Virgil Clevenger was confined to jail on a charge of murder, and he brings habeas corpus to be admitted to bail. Writ denied, and bail refused.

Joe M. Adams, for petitioner.

George F. Short, Atty. Gen., and R.E. Wood, Asst. Atty. Gen., for the State.

PER CURIAM. In this proceeding Virgil Clevenger, by his attorney, filed in this court on June 23, 1922, a petition wherein it is alleged that he is unlawfully restrained of his liberty and imprisonment in the county jail of Pottawatomie county, by Grover Butler, sheriff of said county, under and by virtue of a commitment issued by a committing magistrate upon a preliminary examination, wherein petitioner was charged with the murder of one John Dunn, and that his illegal detention consists in this, to wit: That on the evidence introduced on the preliminary examination the proof of his guilt is not evident, nor the presumption thereof great.

A transcript of the testimony taken upon the preliminary examinations is annexed to and made a part of his petition.
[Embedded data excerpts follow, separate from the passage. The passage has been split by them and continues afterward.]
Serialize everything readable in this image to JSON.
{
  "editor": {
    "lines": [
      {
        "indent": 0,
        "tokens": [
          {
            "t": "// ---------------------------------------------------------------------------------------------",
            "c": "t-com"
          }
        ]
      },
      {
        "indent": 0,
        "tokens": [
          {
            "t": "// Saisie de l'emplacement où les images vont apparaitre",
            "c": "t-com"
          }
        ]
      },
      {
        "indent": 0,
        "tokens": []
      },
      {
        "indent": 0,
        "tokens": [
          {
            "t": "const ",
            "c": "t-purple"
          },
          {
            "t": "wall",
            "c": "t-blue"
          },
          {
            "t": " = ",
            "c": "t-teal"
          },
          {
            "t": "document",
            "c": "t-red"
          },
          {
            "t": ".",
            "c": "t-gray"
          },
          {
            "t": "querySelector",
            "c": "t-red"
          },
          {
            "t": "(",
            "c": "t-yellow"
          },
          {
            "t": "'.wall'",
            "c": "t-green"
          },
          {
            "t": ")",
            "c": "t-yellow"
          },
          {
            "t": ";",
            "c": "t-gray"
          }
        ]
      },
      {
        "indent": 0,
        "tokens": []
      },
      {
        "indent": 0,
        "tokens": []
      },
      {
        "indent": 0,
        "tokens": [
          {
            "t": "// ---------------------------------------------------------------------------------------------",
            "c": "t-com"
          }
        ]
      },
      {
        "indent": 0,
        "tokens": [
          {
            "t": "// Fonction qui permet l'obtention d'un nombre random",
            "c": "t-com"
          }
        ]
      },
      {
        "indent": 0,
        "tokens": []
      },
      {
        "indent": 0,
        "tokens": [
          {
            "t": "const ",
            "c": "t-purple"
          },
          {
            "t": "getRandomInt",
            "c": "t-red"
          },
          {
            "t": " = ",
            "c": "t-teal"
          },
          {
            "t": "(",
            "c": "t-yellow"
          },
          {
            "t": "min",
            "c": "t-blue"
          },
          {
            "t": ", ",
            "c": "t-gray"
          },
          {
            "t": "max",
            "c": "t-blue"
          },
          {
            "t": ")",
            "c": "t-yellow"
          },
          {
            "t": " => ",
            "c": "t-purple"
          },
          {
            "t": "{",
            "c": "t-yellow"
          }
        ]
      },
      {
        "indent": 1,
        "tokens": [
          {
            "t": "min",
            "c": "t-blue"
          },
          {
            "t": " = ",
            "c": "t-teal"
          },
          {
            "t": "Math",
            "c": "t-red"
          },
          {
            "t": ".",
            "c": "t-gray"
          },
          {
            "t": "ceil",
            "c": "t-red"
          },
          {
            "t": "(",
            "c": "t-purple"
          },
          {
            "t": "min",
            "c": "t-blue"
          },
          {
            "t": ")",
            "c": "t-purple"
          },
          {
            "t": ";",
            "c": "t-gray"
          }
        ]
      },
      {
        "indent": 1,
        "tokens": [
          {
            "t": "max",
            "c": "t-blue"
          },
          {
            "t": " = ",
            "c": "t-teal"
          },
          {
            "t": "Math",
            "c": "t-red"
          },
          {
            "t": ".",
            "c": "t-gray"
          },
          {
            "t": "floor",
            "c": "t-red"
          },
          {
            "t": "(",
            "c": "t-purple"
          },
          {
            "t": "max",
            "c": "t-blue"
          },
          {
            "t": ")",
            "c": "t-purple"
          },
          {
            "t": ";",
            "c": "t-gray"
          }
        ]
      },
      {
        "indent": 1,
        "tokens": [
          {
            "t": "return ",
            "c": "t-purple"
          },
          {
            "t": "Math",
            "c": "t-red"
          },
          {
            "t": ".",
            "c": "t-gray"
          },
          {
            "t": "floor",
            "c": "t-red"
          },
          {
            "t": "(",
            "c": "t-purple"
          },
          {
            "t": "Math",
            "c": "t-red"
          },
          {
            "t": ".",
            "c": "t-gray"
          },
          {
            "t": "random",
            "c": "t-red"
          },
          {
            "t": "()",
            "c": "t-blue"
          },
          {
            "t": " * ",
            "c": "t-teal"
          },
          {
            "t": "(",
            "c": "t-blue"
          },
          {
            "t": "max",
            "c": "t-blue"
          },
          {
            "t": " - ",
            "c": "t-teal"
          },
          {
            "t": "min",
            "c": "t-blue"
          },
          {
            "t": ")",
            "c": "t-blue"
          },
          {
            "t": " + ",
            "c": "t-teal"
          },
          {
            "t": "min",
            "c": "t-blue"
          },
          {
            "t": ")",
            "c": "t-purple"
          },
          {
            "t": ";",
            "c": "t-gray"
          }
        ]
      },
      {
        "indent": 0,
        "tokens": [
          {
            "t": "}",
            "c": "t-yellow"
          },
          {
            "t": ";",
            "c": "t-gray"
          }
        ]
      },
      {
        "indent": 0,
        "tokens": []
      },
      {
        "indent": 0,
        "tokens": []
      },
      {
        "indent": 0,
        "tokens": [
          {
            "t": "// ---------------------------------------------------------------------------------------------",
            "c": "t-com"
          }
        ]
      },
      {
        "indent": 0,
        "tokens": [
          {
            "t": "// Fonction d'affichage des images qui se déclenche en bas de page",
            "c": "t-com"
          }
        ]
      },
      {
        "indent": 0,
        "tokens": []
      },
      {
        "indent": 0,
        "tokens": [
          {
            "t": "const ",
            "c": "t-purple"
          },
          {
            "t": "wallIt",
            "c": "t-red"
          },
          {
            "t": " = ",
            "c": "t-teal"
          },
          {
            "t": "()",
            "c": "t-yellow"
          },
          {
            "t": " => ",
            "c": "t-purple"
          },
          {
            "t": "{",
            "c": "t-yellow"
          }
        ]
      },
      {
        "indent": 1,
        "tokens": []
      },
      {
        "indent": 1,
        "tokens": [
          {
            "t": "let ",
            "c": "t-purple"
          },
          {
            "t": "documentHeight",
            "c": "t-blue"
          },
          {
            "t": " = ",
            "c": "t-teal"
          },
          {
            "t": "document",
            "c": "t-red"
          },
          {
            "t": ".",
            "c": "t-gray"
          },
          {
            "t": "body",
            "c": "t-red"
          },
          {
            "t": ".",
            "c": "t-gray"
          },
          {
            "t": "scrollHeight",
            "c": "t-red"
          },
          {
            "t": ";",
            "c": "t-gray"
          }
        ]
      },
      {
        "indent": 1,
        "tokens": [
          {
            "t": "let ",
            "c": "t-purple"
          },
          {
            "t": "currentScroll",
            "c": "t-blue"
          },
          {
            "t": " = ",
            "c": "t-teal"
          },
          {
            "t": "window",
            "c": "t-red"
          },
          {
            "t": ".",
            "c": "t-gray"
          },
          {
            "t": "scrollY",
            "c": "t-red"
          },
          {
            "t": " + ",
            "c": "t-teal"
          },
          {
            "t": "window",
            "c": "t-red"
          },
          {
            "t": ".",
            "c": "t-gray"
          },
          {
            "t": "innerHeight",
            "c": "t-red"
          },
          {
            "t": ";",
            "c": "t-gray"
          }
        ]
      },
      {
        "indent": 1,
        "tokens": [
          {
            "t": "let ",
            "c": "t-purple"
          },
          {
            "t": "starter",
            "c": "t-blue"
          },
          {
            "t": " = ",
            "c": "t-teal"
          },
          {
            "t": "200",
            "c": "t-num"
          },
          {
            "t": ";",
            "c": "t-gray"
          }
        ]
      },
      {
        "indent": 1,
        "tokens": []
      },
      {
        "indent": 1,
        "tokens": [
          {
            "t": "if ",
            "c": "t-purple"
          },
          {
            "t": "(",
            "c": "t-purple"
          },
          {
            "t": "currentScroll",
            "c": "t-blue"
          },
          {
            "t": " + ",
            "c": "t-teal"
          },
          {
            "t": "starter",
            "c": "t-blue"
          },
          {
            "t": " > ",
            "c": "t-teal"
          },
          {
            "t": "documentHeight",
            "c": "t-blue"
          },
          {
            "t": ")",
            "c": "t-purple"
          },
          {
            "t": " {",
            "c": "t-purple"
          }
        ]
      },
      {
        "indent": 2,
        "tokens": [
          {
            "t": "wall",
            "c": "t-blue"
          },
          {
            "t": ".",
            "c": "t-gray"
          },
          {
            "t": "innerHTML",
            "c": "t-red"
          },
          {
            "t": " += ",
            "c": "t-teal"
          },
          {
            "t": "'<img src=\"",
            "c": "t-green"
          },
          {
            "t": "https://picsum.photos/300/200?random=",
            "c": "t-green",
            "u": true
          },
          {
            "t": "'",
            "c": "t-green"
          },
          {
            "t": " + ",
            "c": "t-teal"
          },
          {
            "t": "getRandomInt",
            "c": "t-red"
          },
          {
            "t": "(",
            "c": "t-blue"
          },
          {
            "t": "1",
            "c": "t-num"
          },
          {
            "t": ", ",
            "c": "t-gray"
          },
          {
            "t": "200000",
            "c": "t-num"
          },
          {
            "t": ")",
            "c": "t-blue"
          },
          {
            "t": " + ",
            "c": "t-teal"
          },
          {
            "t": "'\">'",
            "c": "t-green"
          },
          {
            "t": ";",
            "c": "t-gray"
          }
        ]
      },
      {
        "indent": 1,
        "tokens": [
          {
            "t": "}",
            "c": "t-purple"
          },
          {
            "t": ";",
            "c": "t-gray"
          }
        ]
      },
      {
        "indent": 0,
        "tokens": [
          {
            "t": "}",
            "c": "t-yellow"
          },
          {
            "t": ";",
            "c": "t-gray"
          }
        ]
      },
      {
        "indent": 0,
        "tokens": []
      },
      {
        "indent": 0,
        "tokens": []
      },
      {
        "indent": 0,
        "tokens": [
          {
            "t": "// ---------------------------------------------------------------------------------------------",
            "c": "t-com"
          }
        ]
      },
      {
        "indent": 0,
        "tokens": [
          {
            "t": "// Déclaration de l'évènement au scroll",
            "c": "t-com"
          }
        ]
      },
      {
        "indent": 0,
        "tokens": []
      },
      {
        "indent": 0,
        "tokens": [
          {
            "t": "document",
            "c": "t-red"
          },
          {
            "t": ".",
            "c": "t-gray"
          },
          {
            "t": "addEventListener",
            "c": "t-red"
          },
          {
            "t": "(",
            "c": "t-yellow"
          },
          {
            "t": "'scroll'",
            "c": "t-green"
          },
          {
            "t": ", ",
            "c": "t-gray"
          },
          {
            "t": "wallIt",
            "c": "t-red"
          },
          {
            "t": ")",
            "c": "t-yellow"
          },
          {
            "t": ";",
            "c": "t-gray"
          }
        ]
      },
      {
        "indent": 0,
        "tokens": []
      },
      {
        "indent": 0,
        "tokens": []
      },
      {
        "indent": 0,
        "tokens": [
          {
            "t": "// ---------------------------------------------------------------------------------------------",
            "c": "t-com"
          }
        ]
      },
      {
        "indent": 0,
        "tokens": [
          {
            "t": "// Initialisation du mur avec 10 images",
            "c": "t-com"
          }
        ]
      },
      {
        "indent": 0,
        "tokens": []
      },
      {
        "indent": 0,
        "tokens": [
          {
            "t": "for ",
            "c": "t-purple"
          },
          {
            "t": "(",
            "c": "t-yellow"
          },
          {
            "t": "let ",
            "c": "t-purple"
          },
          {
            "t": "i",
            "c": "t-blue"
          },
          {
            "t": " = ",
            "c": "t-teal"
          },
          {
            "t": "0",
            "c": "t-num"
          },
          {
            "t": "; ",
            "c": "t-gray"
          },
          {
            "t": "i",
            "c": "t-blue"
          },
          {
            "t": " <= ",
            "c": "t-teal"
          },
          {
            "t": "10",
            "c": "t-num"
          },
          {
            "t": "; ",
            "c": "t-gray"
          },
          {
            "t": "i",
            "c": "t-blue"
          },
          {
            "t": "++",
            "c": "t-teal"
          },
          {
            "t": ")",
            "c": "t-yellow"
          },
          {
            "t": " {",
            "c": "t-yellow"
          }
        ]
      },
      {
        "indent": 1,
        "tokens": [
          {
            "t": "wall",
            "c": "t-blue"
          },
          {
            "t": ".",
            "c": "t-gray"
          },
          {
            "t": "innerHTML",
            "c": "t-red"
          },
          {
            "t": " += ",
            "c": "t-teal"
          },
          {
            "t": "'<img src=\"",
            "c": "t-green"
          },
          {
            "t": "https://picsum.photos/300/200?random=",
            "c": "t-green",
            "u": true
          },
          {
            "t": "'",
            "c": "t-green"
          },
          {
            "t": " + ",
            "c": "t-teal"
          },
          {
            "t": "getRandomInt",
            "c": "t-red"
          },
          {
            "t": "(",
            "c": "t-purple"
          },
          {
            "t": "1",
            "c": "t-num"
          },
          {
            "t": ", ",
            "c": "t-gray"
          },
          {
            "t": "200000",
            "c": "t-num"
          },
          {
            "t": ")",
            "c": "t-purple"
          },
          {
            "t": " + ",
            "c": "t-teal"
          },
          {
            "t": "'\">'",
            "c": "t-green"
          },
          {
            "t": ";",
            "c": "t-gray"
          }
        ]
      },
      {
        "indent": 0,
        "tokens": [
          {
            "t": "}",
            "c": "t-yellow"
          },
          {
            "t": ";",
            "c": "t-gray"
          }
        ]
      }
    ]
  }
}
The defendant did not take the witness stand in his own behalf. The settled rule of this court is that, upon an application

Page 382

for bail by writ of habeas corpus, after commitment for a capital offense, the burden is upon the petitioner to show facts sufficient to entitle him to bail, and if, upon a consideration of all the evidence introduced on the application for bail, the court is of the opinion that it is insufficient to create a reasonable doubt of the petitioner's guilt of a capital offense, bail will be refused. Under this rule, unless the proof on the part of the prosecution tends to show that the crime committed only amounts to manslaughter, bail will be refused, where the defendant does not take the witness stand on the preliminary examination, and does not elect to testify in support of his application for bail.

Upon a consideration of all the evidence presented in support of the application in this case, we are of opinion that the petitioner is not entitled as a matter of right to be admitted to bail. It is therefore considered and adjudged that the writ be denied, and bail refused.